You know, here’s a chance to show a little leadership, call on the ruling mullahs to do a careful investigation, invite in election monitors from around the world and have a run off so the world can see “the democratic process” actually works in Iran. Not that any of that would happen, but putting it out there as what should happen calls Iran’s hand, and puts pressure on the regime to respond.
Instead we get a statement that is more philosophical than practical, more general than specific. Something that can easily be waved away by Iran. Obama went on to say:
“I think it’s important that, moving forward, whatever investigations take place are done in a way that is not resulting in bloodshed and is not resulting in people being stifled in expressing their views,” he said.
Again, little of substance, carefully avoiding any condemnation or judgment concerning the events of the election. More talk about a process instead of the claimed irregularities.
The closest he got to actually criticizing the regime came when he talked about the desire to talk with Iran:
Obama reasserted a promise for “hard-headed diplomacy” with any Iranian regime and stressed that he wasn’t trying to dictate Iran’s internal politics, but he also expressed sympathy with the supporters of the opposition, describing “a sense on the part of people who were so hopeful and so engaged and so committed to democracy, who now feel betrayed.”

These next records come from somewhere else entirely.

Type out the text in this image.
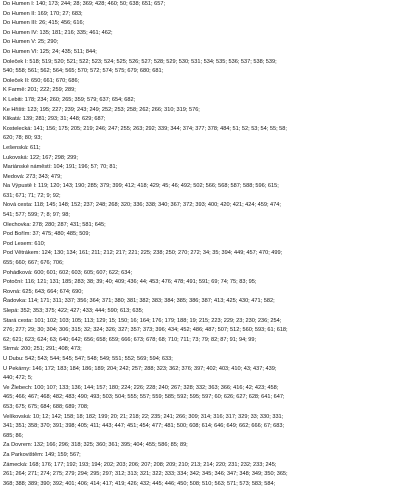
Do Humen I: 140; 173; 244; 28; 369; 428; 460; 50; 638; 651; 657;
Do Humen II: 169; 170; 27; 683;
Do Humen III: 26; 415; 456; 616;
Do Humen IV: 135; 181; 216; 335; 461; 462;
Do Humen V: 25; 290;
Do Humen VI: 125; 24; 435; 511; 844;
Doleček I: 518; 519; 520; 521; 522; 523; 524; 525; 526; 527; 528; 529; 530; 531; 534; 535; 536; 537; 538; 539;
540; 558; 561; 562; 564; 565; 570; 572; 574; 575; 679; 680; 681;
Doleček II: 650; 661; 670; 686;
K Farmě: 201; 222; 259; 289;
K Lebiti: 178; 234; 260; 265; 359; 579; 637; 654; 682;
Ke Hřišti: 123; 195; 227; 239; 243; 249; 252; 253; 258; 262; 266; 310; 319; 576;
Klikatá: 139; 281; 293; 31; 448; 629; 687;
Kostelecká: 141; 156; 175; 205; 219; 246; 247; 255; 263; 292; 339; 344; 374; 377; 378; 484; 51; 52; 53; 54; 55; 58;
620; 78; 80; 93;
Lešenská: 611;
Lukovská: 122; 167; 298; 299;
Mariánské náměstí: 104; 191; 196; 57; 70; 81;
Medová: 273; 343; 479;
Na Výpustě I: 119; 120; 143; 190; 285; 379; 399; 412; 418; 429; 45; 46; 492; 502; 566; 568; 587; 588; 596; 615;
631; 671; 71; 72; 9; 92;
Nová cesta: 118; 145; 148; 152; 237; 248; 268; 320; 336; 338; 340; 367; 372; 393; 400; 420; 421; 424; 459; 474;
541; 577; 599; 7; 8; 97; 98;
Olechovka: 278; 280; 287; 431; 581; 645;
Pod Bořím: 37; 475; 480; 485; 509;
Pod Lesem: 610;
Pod Větrákem: 124; 130; 134; 161; 211; 212; 217; 221; 225; 238; 250; 270; 272; 34; 35; 394; 449; 457; 470; 499;
655; 660; 667; 676; 706;
Pohádková: 600; 601; 602; 603; 605; 607; 622; 634;
Potoční: 116; 121; 131; 185; 283; 38; 39; 40; 409; 436; 44; 453; 476; 478; 491; 591; 69; 74; 75; 83; 95;
Rovná: 625; 643; 664; 674; 690;
Řadovka: 114; 171; 311; 337; 356; 364; 371; 380; 381; 382; 383; 384; 385; 386; 387; 413; 425; 430; 471; 582;
Slepá: 352; 353; 375; 422; 427; 433; 444; 590; 613; 635;
Stará cesta: 101; 102; 103; 105; 113; 129; 15; 150; 16; 164; 176; 179; 188; 19; 215; 223; 229; 23; 230; 236; 254;
276; 277; 29; 30; 304; 306; 315; 32; 324; 326; 327; 357; 373; 396; 434; 452; 486; 487; 507; 512; 560; 593; 61; 618;
62; 621; 623; 624; 63; 640; 642; 656; 658; 659; 666; 673; 678; 68; 710; 711; 73; 79; 82; 87; 91; 94; 99;
Strmá: 200; 251; 291; 408; 473;
U Dubu: 542; 543; 544; 545; 547; 548; 549; 551; 552; 569; 594; 633;
U Pekárny: 146; 172; 183; 184; 186; 189; 204; 242; 257; 288; 323; 362; 376; 397; 402; 403; 410; 43; 437; 439;
440; 472; 5;
Ve Žlebech: 100; 107; 133; 136; 144; 157; 180; 224; 226; 228; 240; 267; 328; 332; 363; 366; 416; 42; 423; 458;
465; 466; 467; 468; 482; 483; 490; 493; 503; 504; 555; 557; 559; 585; 592; 595; 597; 60; 626; 627; 628; 641; 647;
653; 675; 675; 684; 688; 689; 708;
Velíkovská: 10; 12; 142; 158; 18; 182; 199; 20; 21; 218; 22; 235; 241; 266; 309; 314; 316; 317; 329; 33; 330; 331;
341; 351; 358; 370; 391; 398; 405; 411; 443; 447; 451; 454; 477; 481; 500; 608; 614; 646; 649; 662; 666; 67; 683;
685; 86;
Za Dovrem: 132; 166; 296; 318; 325; 360; 361; 395; 404; 455; 586; 85; 89;
Za Parkovištěm: 149; 159; 567;
Zámecká: 168; 176; 177; 192; 193; 194; 202; 203; 206; 207; 208; 209; 210; 213; 214; 220; 231; 232; 233; 245;
261; 264; 271; 274; 275; 279; 294; 295; 297; 312; 313; 321; 322; 333; 334; 342; 345; 346; 347; 348; 349; 350; 365;
368; 388; 389; 390; 392; 401; 406; 414; 417; 419; 426; 432; 445; 446; 450; 508; 510; 563; 571; 573; 583; 584;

Again, very nuanced, and, at least in my opinion, very weak. Certainly I appreciate the concerns about being perceived as “trying to dictate Iran’s internal politics”, but condemning violence, election irregularities and arrests don’t really do that, do they? And while he hits around those things, he never does, in fact, condemn them. He’s “troubled” by the violence, he’s “sympathetic” with the “opposition”, and he hopes that those with dissenting views won’t be “stifled”.
Meanwhile other world leaders have spoken out more forcefully and specificially:
French Foreign Minister Bernard Kouchner called for an investigation of the election results, and German Chancellor Angela Merkel said flatly that there were “signs of irregularities” in the results.
“Expressions of solidarity with those who are defending human rights, with students and others, are important,” former Czech President Vaclav Havel said Monday.
“We respect Iranian sovereignty and want to avoid the United States being the issue inside of Iran.”
Really? The US has been the “issue inside Iran” for 30+ years. It has been the “Great Satan” since the revolution. It can’t escape being the issue even when it remains silent.
Leaders who claim to represent democracy step up when a crisis dictates a strong response. Apparently Rahm Emanuel’s “never let a good crisis go to waste” only applies domestically in the Obama administration. With the hope of engaging who ever comes out on top in Iran, Obama is content to only give tepid support to those actually engaged in trying to establish democracy in Iran.
That’s not leadership. But it isn’t unexpected either.